Sears Chairman Eddie Lampert bid gets court approval

Lloyd Doyle
February 10, 2019

Lampert, who is bidding $5.2 billion for the assets through his hedge fund, also wants to buy some of Sears' best known brands, such as Kenmore appliances and DieHard batteries. Those creditors will now have to wait to find out how much they get of the money they are owed, but it is likely to be pennies on the dollar in many cases.

Lampert has said that his fund has been a constant source of financing for Sears, which kept the retailer alive, and that all of his transactions were proper. They argue Sears stands no chance to survive long term, and it should be shuttered and liquidated.

Drain rejected arguments from a group of creditors that the sale process was unfair.

The judge's decision saves Sears from liquidation, but still unanswered is whether Lampert can reinvigorate a retail chain that many consumers have fond memories of, but no current relationship with. He said dumping so many stores and other assets onto the market at the same time would reduce the amount of money that would be raised in liquidation. Although Drain did not have jurisdiction to decide the issue, he gave an advisory opinion in favor of Sears' claim that ESL is responsible for those liabilities.

A US bankruptcy judge approved Sears Chairman Edward Lampert's $5.2 billion takeover bid of the company, saving off liquidation of the troubled retailer and hundreds of stores. PBGC believe the two pension funds for 90,000 Sears retirees and beneficiaries are underfunded by $1.4 billion. It also took over assets in the plan. He said he may rule from the bench at the conclusion of the hearing.

The agency had agreed to reduce the amount of underfunding it would ask Sears to cover from $1.7 billion down to $800 million, according to Schrock.

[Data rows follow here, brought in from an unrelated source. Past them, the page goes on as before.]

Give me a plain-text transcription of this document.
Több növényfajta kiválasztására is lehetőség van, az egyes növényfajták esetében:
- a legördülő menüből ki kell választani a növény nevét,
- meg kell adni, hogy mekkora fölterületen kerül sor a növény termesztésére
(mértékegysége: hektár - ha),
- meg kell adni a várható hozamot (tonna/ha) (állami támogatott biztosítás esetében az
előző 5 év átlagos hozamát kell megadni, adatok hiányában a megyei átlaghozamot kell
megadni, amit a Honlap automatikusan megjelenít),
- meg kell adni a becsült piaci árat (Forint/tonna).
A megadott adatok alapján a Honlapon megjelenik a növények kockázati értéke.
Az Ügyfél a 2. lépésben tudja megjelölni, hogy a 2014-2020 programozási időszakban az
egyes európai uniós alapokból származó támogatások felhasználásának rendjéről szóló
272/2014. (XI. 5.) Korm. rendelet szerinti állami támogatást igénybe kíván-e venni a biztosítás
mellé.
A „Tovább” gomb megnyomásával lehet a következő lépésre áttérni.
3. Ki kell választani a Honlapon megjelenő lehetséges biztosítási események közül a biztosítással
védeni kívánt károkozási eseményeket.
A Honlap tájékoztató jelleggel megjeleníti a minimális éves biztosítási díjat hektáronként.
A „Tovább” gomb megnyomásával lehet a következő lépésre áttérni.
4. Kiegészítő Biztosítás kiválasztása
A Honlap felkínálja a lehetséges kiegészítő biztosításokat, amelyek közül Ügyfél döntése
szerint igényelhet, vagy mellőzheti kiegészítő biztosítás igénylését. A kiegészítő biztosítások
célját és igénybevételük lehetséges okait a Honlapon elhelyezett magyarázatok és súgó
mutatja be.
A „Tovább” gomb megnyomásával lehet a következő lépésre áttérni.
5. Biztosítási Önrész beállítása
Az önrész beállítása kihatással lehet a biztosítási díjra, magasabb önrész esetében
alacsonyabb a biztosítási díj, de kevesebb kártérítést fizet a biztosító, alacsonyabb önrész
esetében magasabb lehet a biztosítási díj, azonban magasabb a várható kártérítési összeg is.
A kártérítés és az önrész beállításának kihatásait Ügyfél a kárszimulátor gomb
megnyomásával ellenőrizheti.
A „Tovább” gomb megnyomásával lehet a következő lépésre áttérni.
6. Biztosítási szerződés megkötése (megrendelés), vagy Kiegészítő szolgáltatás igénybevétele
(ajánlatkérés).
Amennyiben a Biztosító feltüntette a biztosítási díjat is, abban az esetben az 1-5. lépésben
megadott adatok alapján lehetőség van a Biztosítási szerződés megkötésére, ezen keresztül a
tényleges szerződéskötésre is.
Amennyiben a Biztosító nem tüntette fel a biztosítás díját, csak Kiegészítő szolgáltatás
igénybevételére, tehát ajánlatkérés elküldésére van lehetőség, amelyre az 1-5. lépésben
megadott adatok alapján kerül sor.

Despite the court's approval of the takeover, Sears continues to face "major hurdles", Moody's department store analyst Christina Boni said. Attorneys for the creditors suggested without an agreement on the issue the deal should not be allowed to close.

Still unresolved is a dispute between Sears and ESL over which is responsible for paying $166 million for inventory received after Sears filed for Chapter 11 bankruptcy on October 15. And the company's business plans, filed with the bankruptcy court, suggest that future store closings and real estate sales could be on the horizon.

It was the only proposal that offered to keep the company, which was once America's largest retailer, in operation.

When Lampert combined Sears and rival chain Kmart, the merged retailer had almost 3,500 stores and employed more than 300,000 people, a work force that shrank to 68,000 when it filed for bankruptcy.